The Regiments-Kapellmeister (bandmaster of infantry regiment number 50, Franz Lehár had two sons. The younger one, Anton Lehár, inherited his military talents while his older son, born in the garrison at Komorn on the 30th of April 1870 and named Franz too, received his fathers musical talents and more! His parents, recognizing early his talent, sent him to the Konservatorium at Prague to learn the violin and on completion of his education he obtained a position as a violinist in the regimental band of his father at Komorn. In 1890 he himself reached the position of bandmaster at Losoncz but left the army and joined the navy. With the k.u.k.
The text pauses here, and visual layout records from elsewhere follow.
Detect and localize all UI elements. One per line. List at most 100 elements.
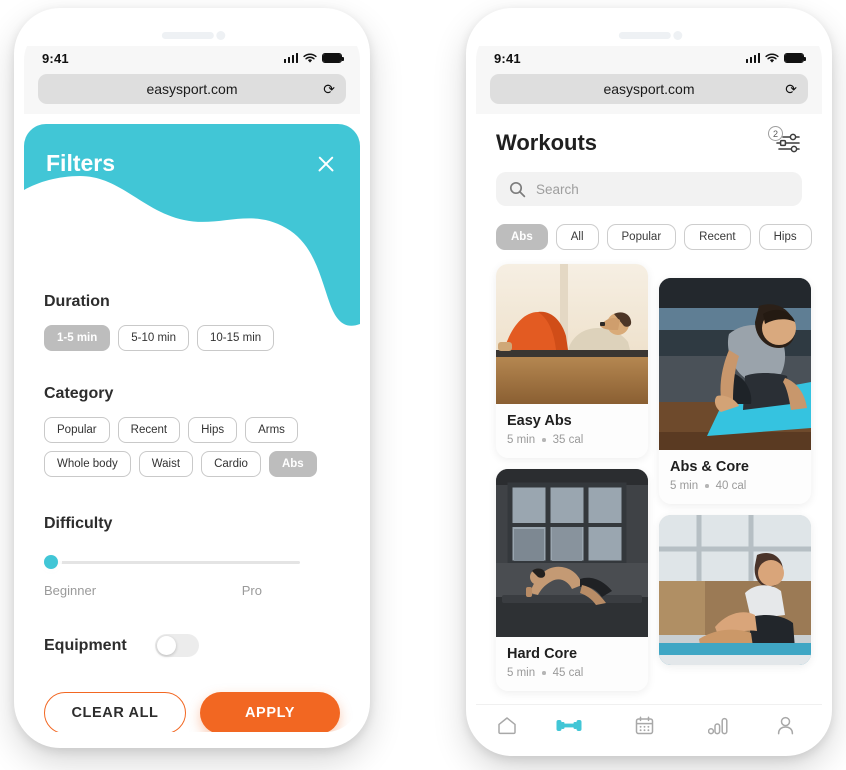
man-mountain-climber-photo <box>496 469 648 637</box>
home-icon <box>498 717 516 735</box>
category-chip-group: Popular Recent Hips Arms Whole body Wais… <box>44 417 340 477</box>
card-calories: 35 cal <box>552 434 584 446</box>
person-icon <box>777 716 793 735</box>
reload-icon[interactable]: ⟳ <box>785 82 797 96</box>
difficulty-slider-track <box>50 561 300 564</box>
duration-section-label: Duration <box>44 293 110 310</box>
workout-card-easy-abs[interactable]: Easy Abs 5 min 35 cal <box>496 264 648 458</box>
difficulty-section-label: Difficulty <box>44 515 113 532</box>
tab-abs[interactable]: Abs <box>496 224 548 250</box>
workout-card-partial[interactable] <box>659 515 811 665</box>
url-bar-right[interactable]: easysport.com ⟳ <box>490 74 808 104</box>
speaker-slot-right <box>618 32 671 39</box>
card-column-left: Easy Abs 5 min 35 cal Hard Core 5 min 45… <box>496 264 648 740</box>
bottom-tab-bar: HOME WORKOUTS <box>476 704 822 740</box>
difficulty-min-label: Beginner <box>44 583 97 598</box>
bar-chart-icon <box>707 717 728 734</box>
status-icons <box>283 52 345 64</box>
search-placeholder: Search <box>536 181 579 197</box>
card-meta-hard-core: Hard Core 5 min 45 cal <box>496 637 648 691</box>
close-icon[interactable] <box>314 152 338 176</box>
card-subtitle: 5 min 35 cal <box>507 434 637 446</box>
category-chip-whole-body[interactable]: Whole body <box>44 451 131 477</box>
tab-all[interactable]: All <box>555 224 599 250</box>
tab-popular[interactable]: Popular <box>606 224 677 250</box>
category-chip-abs[interactable]: Abs <box>268 451 317 477</box>
category-chip-waist[interactable]: Waist <box>138 451 194 477</box>
filter-sliders-icon[interactable]: 2 <box>768 126 802 158</box>
status-icons-right <box>745 52 807 64</box>
difficulty-slider-knob[interactable] <box>44 555 58 569</box>
equipment-label: Equipment <box>44 636 127 654</box>
workouts-header: Workouts 2 <box>476 114 822 158</box>
tab-hips[interactable]: Hips <box>758 224 812 250</box>
category-chip-hips[interactable]: Hips <box>188 417 238 443</box>
card-subtitle: 5 min 40 cal <box>670 480 800 492</box>
speaker-slot <box>161 32 214 39</box>
card-title: Easy Abs <box>507 413 572 429</box>
duration-chip-5-10[interactable]: 5-10 min <box>118 325 190 351</box>
equipment-toggle-knob <box>156 636 176 655</box>
difficulty-slider[interactable] <box>44 555 340 569</box>
status-bar-left: 9:41 <box>24 46 360 70</box>
tab-profile[interactable]: PROFILE <box>768 716 804 740</box>
calendar-icon <box>635 716 654 735</box>
separator-dot-icon <box>705 484 709 488</box>
notch-bar <box>24 26 360 46</box>
tab-home[interactable]: HOME <box>495 716 520 740</box>
difficulty-slider-labels: Beginner Pro <box>44 583 340 598</box>
apply-button[interactable]: APPLY <box>200 692 340 732</box>
woman-crunches-photo <box>496 264 648 404</box>
page-title: Workouts <box>496 130 598 155</box>
category-section-label: Category <box>44 385 114 402</box>
category-tabs: Abs All Popular Recent Hips <box>496 224 822 250</box>
reload-icon[interactable]: ⟳ <box>323 82 335 96</box>
tab-recent[interactable]: Recent <box>684 224 751 250</box>
wifi-icon <box>765 52 779 63</box>
filters-modal: Filters Duration 1-5 min 5-10 min 10-15 … <box>24 124 360 732</box>
phone-right-screen: 9:41 easysport.com ⟳ Workouts 2 Search A… <box>476 26 822 740</box>
card-duration: 5 min <box>507 667 536 679</box>
workout-card-hard-core[interactable]: Hard Core 5 min 45 cal <box>496 469 648 691</box>
filters-app: Filters Duration 1-5 min 5-10 min 10-15 … <box>24 114 360 732</box>
phone-left-screen: 9:41 easysport.com ⟳ Filters Duration 1-… <box>24 26 360 732</box>
wifi-icon <box>303 52 317 63</box>
filters-body: Duration 1-5 min 5-10 min 10-15 min Cate… <box>24 293 360 657</box>
browser-bar-right: easysport.com ⟳ <box>476 70 822 114</box>
battery-icon <box>784 53 807 63</box>
notch-bar-right <box>476 26 822 46</box>
workouts-app: Workouts 2 Search Abs All Popular Recent… <box>476 114 822 740</box>
separator-dot-icon <box>542 438 546 442</box>
card-duration: 5 min <box>670 480 699 492</box>
tab-progress[interactable]: PROGRESS <box>695 717 742 740</box>
dumbbell-icon <box>556 720 582 731</box>
search-input[interactable]: Search <box>496 172 802 206</box>
card-column-right: Abs & Core 5 min 40 cal <box>659 278 811 740</box>
battery-icon <box>322 53 345 63</box>
card-meta-abs-core: Abs & Core 5 min 40 cal <box>659 450 811 504</box>
tab-workouts[interactable]: WORKOUTS <box>545 717 594 740</box>
category-chip-cardio[interactable]: Cardio <box>201 451 261 477</box>
status-time-right: 9:41 <box>494 50 521 66</box>
search-icon <box>509 181 526 197</box>
signal-icon <box>283 53 298 63</box>
status-bar-right: 9:41 <box>476 46 822 70</box>
duration-chip-1-5[interactable]: 1-5 min <box>44 325 111 351</box>
camera-dot-right <box>673 31 683 40</box>
equipment-toggle[interactable] <box>154 634 199 657</box>
category-chip-popular[interactable]: Popular <box>44 417 110 443</box>
card-meta-easy-abs: Easy Abs 5 min 35 cal <box>496 404 648 458</box>
clear-all-button[interactable]: CLEAR ALL <box>44 692 186 732</box>
url-bar-left[interactable]: easysport.com ⟳ <box>38 74 346 104</box>
card-duration: 5 min <box>507 434 536 446</box>
workout-card-abs-core[interactable]: Abs & Core 5 min 40 cal <box>659 278 811 504</box>
filters-title: Filters <box>46 150 116 176</box>
camera-dot <box>216 31 226 40</box>
tab-scheduler[interactable]: SCHEDULER <box>619 716 670 740</box>
duration-chip-10-15[interactable]: 10-15 min <box>197 325 275 351</box>
phone-right-workouts: 9:41 easysport.com ⟳ Workouts 2 Search A… <box>466 8 832 756</box>
category-chip-arms[interactable]: Arms <box>245 417 298 443</box>
card-calories: 40 cal <box>715 480 747 492</box>
card-calories: 45 cal <box>552 667 584 679</box>
category-chip-recent[interactable]: Recent <box>117 417 181 443</box>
Kriegsmarine he was first Kapellmeister at Pola from 1894 to 1896, followed by service in the garrisons at Trieste, Budapest (1898) and finally Vienna from 1899 to 1902.
During his years of military service he composed numerous songs and operettas, becoming more and more successful. In the year when the famous "Walzerkönig" Johann Strauß was laid to his rest, Franz Lehár achieved his first major success at the music theatres in Vienna. Later the music historians fixed this year as the end of the "Golden era of Operetta" and the beginning of the so-called "Silver era of Operetta" - and Franz Lehár became the uncontested imperator of this period. Many of his songs and operettas - like "Der Graf von Luxemburg" (The Count of Luxembourg), "Zigeunerliebe" (Gipsy Love), "Schön ist die Welt", "Das Land des Lächelns" (The Land of Smiles), "Paganini", "Der Zarewitsch" (The Czarevitch) and most of all "Die lustige Witwe" (The merry widow) - are still unforgotten and performed in music theatres throughout the world to this day. Franz Lehár introduced the "dancing-song" in the operetta and was well known for incorporating Viennese, Slavic and Hungarian elements into his own music in a unique way. Beside his operettas he composed numerous waltzes, marches and - in his later years - movie-sound tracks!
In 1902, when his operettas "Wiener Frauen" and "Der Rastelbinder" achieved great success at Vienna's theatres, Franz Lehár decided to leave military service and devote the rest of his life to the music theatre. He always maintained close friendships with the famous interpreters of his music like Alexander Girardi, Richard Tauber and Johannes Heesters and his brother Anton! The highly decorated officer and the showman influenced and helped each other during their whole lifetime. When the famous composer died on the 24th of October 1948 at Bad Ischl (Upper Austria) his younger brother Anton became the administrator of his (musical) estate.